Ana sayfa Dizi Haberleri Kiralık Aşk’ta Ömer ve Defne’nin halleri, hayra alamet değil

Kiralık Aşk’ta Ömer ve Defne’nin halleri, hayra alamet değil

tarafından ker_def

kiralik-ask2

Üzülerek söylüyorum ki aynı Ömer gibi ben de “asistan Defne”yi seviyormuşum ve o kızın gittiğini duymuş olmak beni bir hayli yıktı. Defne’nin güçlenmeye ihtiyacı olduğunun, artık bu kadar eziklenmemesi gerektiğinin baş savunucusularından olan ben; keşke hep o saftirik, eli ayağına dolaşık, bir hayli “asistan” haliyle kalsaymış diyorum şimdilerde. Üzerindeki o yavru ceylandan hallice ürkekliğini atmış olması hiç iyi gelmedi kendisine. Başkasının oyununda üstlenmek zorunda kaldığı rolünden ziyade, Defne’ye damardan verilmiş olan bu özgüveni birkaç beden büyük geldi sanki. Deniz Tranba karşısında takınmış olduğu tavrından tutun, Ömer’in el emeği göz nuru tasarımlarını gayet ahlaksız bulduğum bir biçimde önlerine getirmiş olan Sude’ye, sanki Sude zaten hep Ömer’in tasarımlarını çalıp baksınlar diye önlerine getiriyormuş gibi bir an olsun bu yapılana şaşırmamış olmasına kadar her hali ve hareketi “Defne aslında nasıl biri?” diye sorgulamaya itti. Sorguladım da ancak aynı Koray’ın “Ömer senin neyine vuruldu bu kadar?” sorusu karşısında Defne’nin tabir-i caiz ise dona kalması gibi “kal geldi” bana da, cevap bulamadım…

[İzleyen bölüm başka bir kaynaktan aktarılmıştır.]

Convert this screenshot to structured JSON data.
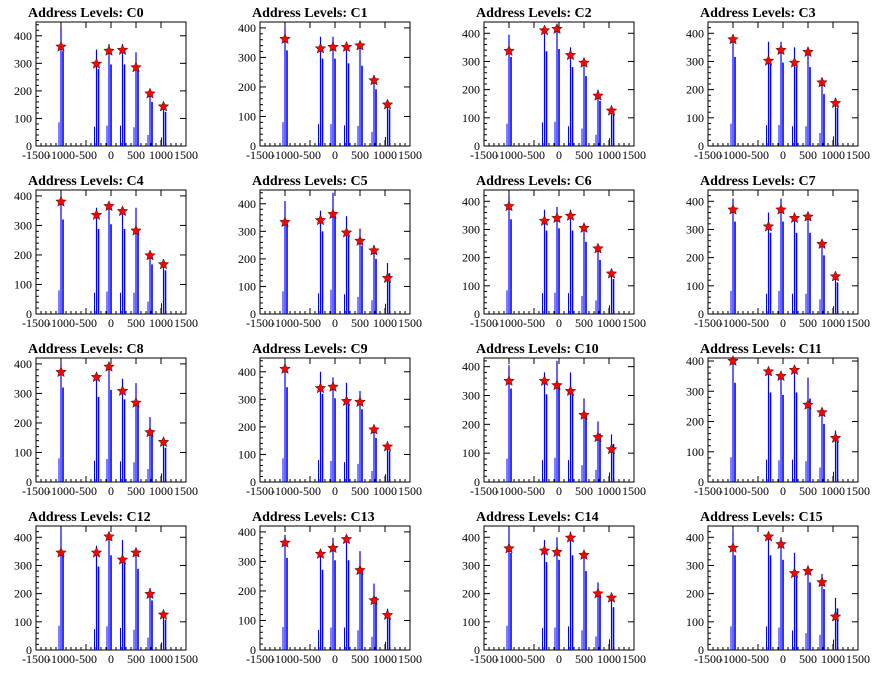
{
  "chart_data": {
    "type": "histogram-grid",
    "title_prefix": "Address Levels: ",
    "xlim": [
      -1500,
      1500
    ],
    "xticks": [
      -1500,
      -1000,
      -500,
      0,
      500,
      1000,
      1500
    ],
    "xtick_labels": [
      "-1500",
      "-1000",
      "-500",
      "0",
      "500",
      "1000",
      "1500"
    ],
    "yticks": [
      0,
      100,
      200,
      300,
      400
    ],
    "yticks_right": [
      0,
      100,
      200,
      300,
      400
    ],
    "series_color": "#0000ff",
    "marker_color": "#ff0000",
    "panels": [
      {
        "name": "C0",
        "ylim": [
          0,
          450
        ],
        "peaks": [
          {
            "x": -1000,
            "y": 430,
            "m": 360
          },
          {
            "x": -290,
            "y": 350,
            "m": 298
          },
          {
            "x": -40,
            "y": 370,
            "m": 345
          },
          {
            "x": 230,
            "y": 370,
            "m": 348
          },
          {
            "x": 500,
            "y": 340,
            "m": 285
          },
          {
            "x": 780,
            "y": 200,
            "m": 190
          },
          {
            "x": 1050,
            "y": 155,
            "m": 143
          }
        ]
      },
      {
        "name": "C1",
        "ylim": [
          0,
          420
        ],
        "peaks": [
          {
            "x": -1000,
            "y": 405,
            "m": 362
          },
          {
            "x": -290,
            "y": 370,
            "m": 330
          },
          {
            "x": -40,
            "y": 370,
            "m": 335
          },
          {
            "x": 230,
            "y": 350,
            "m": 335
          },
          {
            "x": 500,
            "y": 340,
            "m": 340
          },
          {
            "x": 780,
            "y": 240,
            "m": 222
          },
          {
            "x": 1050,
            "y": 155,
            "m": 140
          }
        ]
      },
      {
        "name": "C2",
        "ylim": [
          0,
          440
        ],
        "peaks": [
          {
            "x": -1000,
            "y": 395,
            "m": 337
          },
          {
            "x": -290,
            "y": 420,
            "m": 410
          },
          {
            "x": -40,
            "y": 430,
            "m": 415
          },
          {
            "x": 230,
            "y": 350,
            "m": 322
          },
          {
            "x": 500,
            "y": 310,
            "m": 295
          },
          {
            "x": 780,
            "y": 200,
            "m": 178
          },
          {
            "x": 1050,
            "y": 140,
            "m": 125
          }
        ]
      },
      {
        "name": "C3",
        "ylim": [
          0,
          440
        ],
        "peaks": [
          {
            "x": -1000,
            "y": 395,
            "m": 378
          },
          {
            "x": -290,
            "y": 370,
            "m": 302
          },
          {
            "x": -40,
            "y": 370,
            "m": 340
          },
          {
            "x": 230,
            "y": 350,
            "m": 295
          },
          {
            "x": 500,
            "y": 350,
            "m": 333
          },
          {
            "x": 780,
            "y": 230,
            "m": 225
          },
          {
            "x": 1050,
            "y": 170,
            "m": 152
          }
        ]
      },
      {
        "name": "C4",
        "ylim": [
          0,
          420
        ],
        "peaks": [
          {
            "x": -1000,
            "y": 400,
            "m": 380
          },
          {
            "x": -290,
            "y": 360,
            "m": 335
          },
          {
            "x": -40,
            "y": 380,
            "m": 365
          },
          {
            "x": 230,
            "y": 360,
            "m": 348
          },
          {
            "x": 500,
            "y": 360,
            "m": 282
          },
          {
            "x": 780,
            "y": 210,
            "m": 198
          },
          {
            "x": 1050,
            "y": 185,
            "m": 168
          }
        ]
      },
      {
        "name": "C5",
        "ylim": [
          0,
          450
        ],
        "peaks": [
          {
            "x": -1000,
            "y": 410,
            "m": 333
          },
          {
            "x": -290,
            "y": 375,
            "m": 340
          },
          {
            "x": -40,
            "y": 440,
            "m": 362
          },
          {
            "x": 230,
            "y": 355,
            "m": 295
          },
          {
            "x": 500,
            "y": 310,
            "m": 265
          },
          {
            "x": 780,
            "y": 250,
            "m": 230
          },
          {
            "x": 1050,
            "y": 185,
            "m": 130
          }
        ]
      },
      {
        "name": "C6",
        "ylim": [
          0,
          440
        ],
        "peaks": [
          {
            "x": -1000,
            "y": 420,
            "m": 382
          },
          {
            "x": -290,
            "y": 370,
            "m": 330
          },
          {
            "x": -40,
            "y": 380,
            "m": 340
          },
          {
            "x": 230,
            "y": 370,
            "m": 348
          },
          {
            "x": 500,
            "y": 320,
            "m": 305
          },
          {
            "x": 780,
            "y": 240,
            "m": 232
          },
          {
            "x": 1050,
            "y": 155,
            "m": 143
          }
        ]
      },
      {
        "name": "C7",
        "ylim": [
          0,
          440
        ],
        "peaks": [
          {
            "x": -1000,
            "y": 410,
            "m": 370
          },
          {
            "x": -290,
            "y": 360,
            "m": 310
          },
          {
            "x": -40,
            "y": 410,
            "m": 370
          },
          {
            "x": 230,
            "y": 360,
            "m": 340
          },
          {
            "x": 500,
            "y": 360,
            "m": 345
          },
          {
            "x": 780,
            "y": 260,
            "m": 248
          },
          {
            "x": 1050,
            "y": 140,
            "m": 133
          }
        ]
      },
      {
        "name": "C8",
        "ylim": [
          0,
          420
        ],
        "peaks": [
          {
            "x": -1000,
            "y": 400,
            "m": 372
          },
          {
            "x": -290,
            "y": 360,
            "m": 355
          },
          {
            "x": -40,
            "y": 390,
            "m": 390
          },
          {
            "x": 230,
            "y": 350,
            "m": 308
          },
          {
            "x": 500,
            "y": 335,
            "m": 268
          },
          {
            "x": 780,
            "y": 220,
            "m": 168
          },
          {
            "x": 1050,
            "y": 145,
            "m": 135
          }
        ]
      },
      {
        "name": "C9",
        "ylim": [
          0,
          450
        ],
        "peaks": [
          {
            "x": -1000,
            "y": 430,
            "m": 410
          },
          {
            "x": -290,
            "y": 400,
            "m": 340
          },
          {
            "x": -40,
            "y": 380,
            "m": 345
          },
          {
            "x": 230,
            "y": 360,
            "m": 293
          },
          {
            "x": 500,
            "y": 330,
            "m": 290
          },
          {
            "x": 780,
            "y": 200,
            "m": 190
          },
          {
            "x": 1050,
            "y": 140,
            "m": 128
          }
        ]
      },
      {
        "name": "C10",
        "ylim": [
          0,
          430
        ],
        "peaks": [
          {
            "x": -1000,
            "y": 405,
            "m": 350
          },
          {
            "x": -290,
            "y": 380,
            "m": 350
          },
          {
            "x": -40,
            "y": 420,
            "m": 335
          },
          {
            "x": 230,
            "y": 380,
            "m": 315
          },
          {
            "x": 500,
            "y": 290,
            "m": 232
          },
          {
            "x": 780,
            "y": 210,
            "m": 155
          },
          {
            "x": 1050,
            "y": 165,
            "m": 113
          }
        ]
      },
      {
        "name": "C11",
        "ylim": [
          0,
          410
        ],
        "peaks": [
          {
            "x": -1000,
            "y": 410,
            "m": 400
          },
          {
            "x": -290,
            "y": 370,
            "m": 365
          },
          {
            "x": -40,
            "y": 360,
            "m": 350
          },
          {
            "x": 230,
            "y": 370,
            "m": 370
          },
          {
            "x": 500,
            "y": 345,
            "m": 255
          },
          {
            "x": 780,
            "y": 240,
            "m": 230
          },
          {
            "x": 1050,
            "y": 170,
            "m": 145
          }
        ]
      },
      {
        "name": "C12",
        "ylim": [
          0,
          440
        ],
        "peaks": [
          {
            "x": -1000,
            "y": 430,
            "m": 345
          },
          {
            "x": -290,
            "y": 370,
            "m": 345
          },
          {
            "x": -40,
            "y": 420,
            "m": 402
          },
          {
            "x": 230,
            "y": 390,
            "m": 320
          },
          {
            "x": 500,
            "y": 360,
            "m": 345
          },
          {
            "x": 780,
            "y": 220,
            "m": 198
          },
          {
            "x": 1050,
            "y": 135,
            "m": 125
          }
        ]
      },
      {
        "name": "C13",
        "ylim": [
          0,
          420
        ],
        "peaks": [
          {
            "x": -1000,
            "y": 390,
            "m": 363
          },
          {
            "x": -290,
            "y": 340,
            "m": 325
          },
          {
            "x": -40,
            "y": 380,
            "m": 345
          },
          {
            "x": 230,
            "y": 380,
            "m": 375
          },
          {
            "x": 500,
            "y": 335,
            "m": 270
          },
          {
            "x": 780,
            "y": 225,
            "m": 168
          },
          {
            "x": 1050,
            "y": 140,
            "m": 118
          }
        ]
      },
      {
        "name": "C14",
        "ylim": [
          0,
          440
        ],
        "peaks": [
          {
            "x": -1000,
            "y": 430,
            "m": 360
          },
          {
            "x": -290,
            "y": 390,
            "m": 352
          },
          {
            "x": -40,
            "y": 400,
            "m": 347
          },
          {
            "x": 230,
            "y": 420,
            "m": 398
          },
          {
            "x": 500,
            "y": 350,
            "m": 337
          },
          {
            "x": 780,
            "y": 240,
            "m": 200
          },
          {
            "x": 1050,
            "y": 190,
            "m": 185
          }
        ]
      },
      {
        "name": "C15",
        "ylim": [
          0,
          440
        ],
        "peaks": [
          {
            "x": -1000,
            "y": 420,
            "m": 362
          },
          {
            "x": -290,
            "y": 420,
            "m": 402
          },
          {
            "x": -40,
            "y": 400,
            "m": 375
          },
          {
            "x": 230,
            "y": 345,
            "m": 272
          },
          {
            "x": 500,
            "y": 300,
            "m": 280
          },
          {
            "x": 780,
            "y": 270,
            "m": 240
          },
          {
            "x": 1050,
            "y": 185,
            "m": 118
          }
        ]
      }
    ]
  }
}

Her şeye rağmen tamam, bunların hepsi bir nebze olsun affedilebilir şeyler. Ömer gibi “buraya kadar neyse” diyelim de, peki ya ona “güvenmeyen” sevdiği adama karşı takındığı tavırları? Bunu içinde “gurur” barındıran hangi literatür olağan kılar? “Aşkta gurur olmaz” mottosunun biraz cılkı çıkmadı mı sizce de? Çünkü Defne’nin bu gurursuzlukta level atlatılmış halleri bir hemcinsi olarak beni yerin dibine sokmakla kalmayıp sinirlerimi hop tepeme tepeme dikiyor. Eskisi gibi şapşallıklar yapıyor olması belki biraz zihnimizi bulandırmış olabilir lakin bizim ve bilhassa Defne’nin içini paramparça eden maziyi nasıl bir kalemde silip atabilirler böyle? Hiçbir şeyden etkilenmiyor olmakla suçladığı Ömer’den ne farkı kaldı şimdi? Nerede o yediği haram, geceleri zehir, aşkından kafayı yemiş olan Defne? İnsan bir yanını büyütürken ötekisi kör, topal mı kalıyor hep böyle? Kendimize olan inancımız ile sağduyumuzu başa baş büyütmekte neden bu kadar aciziz? Ah Defne ah, karman çorman ettin beni yine!